A colleague of mine was playing with a Rubik's Revenge (see title link) - this is the 4 x 4 x 4 version of the Rubik's Cube that readers of a certain age may be familiar with.
Perhaps foolishly, the question was put to me of whether I could solve it...
Back in the mists of time, I wasn't the first in my school to solve the cube but I was the first to do so without using a book. And over the course of half an hour of playing with the thing, at the end of a fairly creative but mentally-challenging day where I've hopefully got to the bottom of a particular work difficulty, something occurred to me that I've not really considered before.
If you asked me how I fixed the thing, I couldn't rightly tell you; there was a lot of instinctive turning going on, and I broke my own Revenge in 1987 so I can justifiably claim to be a little out of practice.
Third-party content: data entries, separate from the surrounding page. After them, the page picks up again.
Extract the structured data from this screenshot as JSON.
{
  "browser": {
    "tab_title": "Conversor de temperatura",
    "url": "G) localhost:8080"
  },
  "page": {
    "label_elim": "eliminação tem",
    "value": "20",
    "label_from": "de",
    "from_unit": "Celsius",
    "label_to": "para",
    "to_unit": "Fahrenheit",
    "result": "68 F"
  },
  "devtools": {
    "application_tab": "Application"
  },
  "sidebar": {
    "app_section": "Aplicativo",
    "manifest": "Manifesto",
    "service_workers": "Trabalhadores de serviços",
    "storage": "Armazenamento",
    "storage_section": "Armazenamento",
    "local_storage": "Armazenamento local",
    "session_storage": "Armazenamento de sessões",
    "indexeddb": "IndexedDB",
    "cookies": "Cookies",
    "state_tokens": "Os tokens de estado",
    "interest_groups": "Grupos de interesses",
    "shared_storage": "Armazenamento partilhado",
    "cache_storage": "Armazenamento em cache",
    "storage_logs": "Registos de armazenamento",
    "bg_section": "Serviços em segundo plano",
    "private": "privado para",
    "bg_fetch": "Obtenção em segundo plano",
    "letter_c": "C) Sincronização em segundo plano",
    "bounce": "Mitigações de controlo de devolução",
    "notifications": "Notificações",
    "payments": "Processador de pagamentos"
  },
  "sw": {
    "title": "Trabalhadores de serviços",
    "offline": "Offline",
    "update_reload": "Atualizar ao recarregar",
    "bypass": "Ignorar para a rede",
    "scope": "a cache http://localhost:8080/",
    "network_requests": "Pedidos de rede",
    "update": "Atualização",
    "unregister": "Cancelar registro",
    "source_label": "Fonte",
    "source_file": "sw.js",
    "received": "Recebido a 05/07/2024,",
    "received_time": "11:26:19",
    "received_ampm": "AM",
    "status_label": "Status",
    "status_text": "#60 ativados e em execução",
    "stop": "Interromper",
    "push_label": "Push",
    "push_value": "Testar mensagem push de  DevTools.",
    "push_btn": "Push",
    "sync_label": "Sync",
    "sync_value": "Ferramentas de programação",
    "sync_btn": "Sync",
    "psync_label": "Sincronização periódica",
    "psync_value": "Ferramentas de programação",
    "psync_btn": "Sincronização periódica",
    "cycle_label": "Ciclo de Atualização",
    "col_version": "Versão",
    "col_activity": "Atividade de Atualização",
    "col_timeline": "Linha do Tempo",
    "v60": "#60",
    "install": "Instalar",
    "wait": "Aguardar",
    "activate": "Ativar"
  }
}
Nevertheless, it gradually came together through a lengthy process of trial and error, with patterns forming along the way, which is an exact mirror of how I'd managed to get to grips with my work problem - so in one sense it seems that the many hours of playing with various Rubik puzzles (but especially the cube) when I was ten or eleven seems a far more apposite predictor of the skills with which I now earn my living than any of the areas of study I went on to pursue. Which amuses me no end.
Now I just need to find out where my colleague got his from, as I've been meaning to replace mine for quite some time!